I readily admit to being FAR from an expert. I have a very close friend who is the faculty sponsor for a HS PRISM group. She is only one person (and heterosexual at that). But her impression is that very few of the nonbinary/transgendered/fluid students she has encountered over the years are truly demonstrating mindsets/behaviors that will be lifelong.

That isn’t to say we oughtn’t tolerate/encourage considerable exploration among youth, and show compassion to those who do not conform.
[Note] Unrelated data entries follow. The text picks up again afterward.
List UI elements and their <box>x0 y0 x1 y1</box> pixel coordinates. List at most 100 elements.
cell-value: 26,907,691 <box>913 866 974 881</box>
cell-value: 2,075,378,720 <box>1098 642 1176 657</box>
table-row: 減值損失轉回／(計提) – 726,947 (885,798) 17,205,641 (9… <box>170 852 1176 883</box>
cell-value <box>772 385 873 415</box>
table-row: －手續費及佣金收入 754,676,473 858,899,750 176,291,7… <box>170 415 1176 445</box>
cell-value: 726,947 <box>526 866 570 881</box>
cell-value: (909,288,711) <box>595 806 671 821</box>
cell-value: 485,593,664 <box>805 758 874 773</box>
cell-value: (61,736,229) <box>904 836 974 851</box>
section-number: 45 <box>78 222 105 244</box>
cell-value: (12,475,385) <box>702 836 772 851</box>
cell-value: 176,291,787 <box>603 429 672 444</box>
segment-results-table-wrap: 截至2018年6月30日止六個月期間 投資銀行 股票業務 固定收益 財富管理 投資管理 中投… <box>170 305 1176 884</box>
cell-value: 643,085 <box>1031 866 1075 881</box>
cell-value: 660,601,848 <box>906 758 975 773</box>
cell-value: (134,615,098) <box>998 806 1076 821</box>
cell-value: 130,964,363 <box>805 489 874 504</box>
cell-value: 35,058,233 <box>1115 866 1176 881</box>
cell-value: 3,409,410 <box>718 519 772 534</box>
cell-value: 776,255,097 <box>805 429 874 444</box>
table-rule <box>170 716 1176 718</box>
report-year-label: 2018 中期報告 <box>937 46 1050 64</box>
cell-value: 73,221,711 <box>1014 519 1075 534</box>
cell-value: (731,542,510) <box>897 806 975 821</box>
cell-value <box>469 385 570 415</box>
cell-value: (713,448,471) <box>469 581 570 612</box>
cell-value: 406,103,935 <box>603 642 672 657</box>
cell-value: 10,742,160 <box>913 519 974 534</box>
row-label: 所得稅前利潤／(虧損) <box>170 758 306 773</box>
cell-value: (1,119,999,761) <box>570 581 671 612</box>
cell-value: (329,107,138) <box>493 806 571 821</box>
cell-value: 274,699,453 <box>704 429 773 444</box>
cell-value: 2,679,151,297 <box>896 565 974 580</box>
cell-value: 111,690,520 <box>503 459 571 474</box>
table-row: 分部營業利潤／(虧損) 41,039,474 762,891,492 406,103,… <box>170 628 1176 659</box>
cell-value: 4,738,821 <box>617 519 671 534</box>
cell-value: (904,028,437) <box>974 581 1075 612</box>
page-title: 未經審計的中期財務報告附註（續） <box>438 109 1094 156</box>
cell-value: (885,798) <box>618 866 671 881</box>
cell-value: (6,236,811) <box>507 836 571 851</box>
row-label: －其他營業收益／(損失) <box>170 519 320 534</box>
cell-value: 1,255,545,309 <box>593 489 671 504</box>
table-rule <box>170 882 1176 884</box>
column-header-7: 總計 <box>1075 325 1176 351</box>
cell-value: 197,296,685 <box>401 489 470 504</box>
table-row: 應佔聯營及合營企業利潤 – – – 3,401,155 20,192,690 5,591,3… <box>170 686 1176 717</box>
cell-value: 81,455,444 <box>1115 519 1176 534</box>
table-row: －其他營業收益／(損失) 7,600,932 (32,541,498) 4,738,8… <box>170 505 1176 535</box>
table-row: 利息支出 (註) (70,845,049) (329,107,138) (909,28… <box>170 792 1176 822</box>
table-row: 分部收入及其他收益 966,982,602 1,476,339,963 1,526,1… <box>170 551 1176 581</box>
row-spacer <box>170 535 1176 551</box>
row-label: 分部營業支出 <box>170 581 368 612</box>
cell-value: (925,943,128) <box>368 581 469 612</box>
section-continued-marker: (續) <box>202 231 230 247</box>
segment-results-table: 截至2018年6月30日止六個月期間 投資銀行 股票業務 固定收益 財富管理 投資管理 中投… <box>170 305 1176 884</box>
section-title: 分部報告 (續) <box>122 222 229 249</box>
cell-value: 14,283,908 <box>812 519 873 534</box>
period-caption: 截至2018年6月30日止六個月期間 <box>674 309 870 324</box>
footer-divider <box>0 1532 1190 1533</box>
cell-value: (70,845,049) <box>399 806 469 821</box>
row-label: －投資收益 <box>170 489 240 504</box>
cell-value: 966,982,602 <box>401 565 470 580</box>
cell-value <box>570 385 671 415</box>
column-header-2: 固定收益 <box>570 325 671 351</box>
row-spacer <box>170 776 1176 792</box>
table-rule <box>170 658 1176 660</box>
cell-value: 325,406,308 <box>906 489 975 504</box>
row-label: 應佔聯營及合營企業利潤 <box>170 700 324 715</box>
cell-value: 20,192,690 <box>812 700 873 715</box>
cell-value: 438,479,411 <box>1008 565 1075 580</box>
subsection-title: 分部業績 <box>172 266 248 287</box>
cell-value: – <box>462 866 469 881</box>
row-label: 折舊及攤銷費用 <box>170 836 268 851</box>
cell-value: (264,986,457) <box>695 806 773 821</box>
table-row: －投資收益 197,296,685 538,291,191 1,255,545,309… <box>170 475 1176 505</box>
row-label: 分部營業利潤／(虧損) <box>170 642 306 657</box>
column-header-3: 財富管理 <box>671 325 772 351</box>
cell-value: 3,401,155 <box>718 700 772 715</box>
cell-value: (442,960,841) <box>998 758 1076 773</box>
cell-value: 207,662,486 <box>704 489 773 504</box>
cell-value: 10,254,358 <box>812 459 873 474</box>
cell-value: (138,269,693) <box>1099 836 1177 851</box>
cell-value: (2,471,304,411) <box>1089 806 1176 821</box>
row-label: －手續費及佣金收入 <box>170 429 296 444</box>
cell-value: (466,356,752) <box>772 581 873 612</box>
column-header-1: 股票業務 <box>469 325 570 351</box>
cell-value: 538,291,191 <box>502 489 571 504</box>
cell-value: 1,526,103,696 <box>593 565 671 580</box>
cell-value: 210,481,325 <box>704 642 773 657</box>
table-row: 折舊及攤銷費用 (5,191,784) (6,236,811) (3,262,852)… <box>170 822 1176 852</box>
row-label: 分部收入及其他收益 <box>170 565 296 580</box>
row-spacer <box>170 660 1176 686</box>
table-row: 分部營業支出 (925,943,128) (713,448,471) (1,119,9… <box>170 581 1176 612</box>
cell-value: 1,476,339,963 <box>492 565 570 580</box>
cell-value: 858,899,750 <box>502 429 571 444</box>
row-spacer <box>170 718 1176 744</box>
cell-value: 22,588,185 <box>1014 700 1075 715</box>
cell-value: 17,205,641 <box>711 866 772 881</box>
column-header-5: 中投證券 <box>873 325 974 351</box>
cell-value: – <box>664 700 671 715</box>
But I also think it is appropriate to have some boundaries, and let the kids realize that they are free to not conform to societal norms, but shouldn’t expect the bulk of society to celebrate your nonconformity - or to conform themselves to make you happy/comfortable.

Hell, my kids are at least as hardcore non theists as I am. But from a very early age, we taught them that they have to decide when/where to express their lack of belief, and to not be surprised at the reactions they receive. So long as they have places in which their unconventional beliefs/behaviors are tolerated and celebrated, part of growing up is realizing the world really doesn’t give a damn about what a special flower you are.

Yes, they’re different situations. The point is that many people who are not typical know it from early childhood.

It’s just an extra data point. If people can accept that gay folk know that they’re gay early on, then people ought to be able to accept that transpeople know that they’re trans even as children.

People should be called what they want to be called. Official records are one thing, but in day-to-day personal interactions, you really can’t go wrong following that rule.

(Pause for Dopers to come up with ridiculous hypotheticals… “What if someone insists that you call him “Get on the floor, I have a gun!” and it must be pronounced at the top of your lungs?”)

It amazes me that there are people who think that recognizing this simple principle will lead to abuses like teachers being fired for forgetting that one of their 200 students changed their pronouns last weekend.

Why does it matter that it’s the teacher? The teacher is claiming that the school policy (which regulates the teacher’s behavior) violates her religious freedoms. She’s not arguing (at least per the article the OP) that the school’s toleration of student’s gender identity/expression violates her freedoms, but that the requiring her to address them in a certain way does.

Without commenting on the merits of any claim, the proper analogy is a teacher suing a school, that has a “no headwear for staff” policy, because he wants to wear a dastar or a colander. Win or lose, comparable or not, these are not unfamiliar issues.

If I’m a married lady and I want people to now call me Mrs. Jones instead of Ms. Smith as I was before, why is it a bigger problem to call me Janice instead of Jerome? (Obviously getting married is quite different than transitioning, but the amount of “disruption” for other people would seem to be the same.)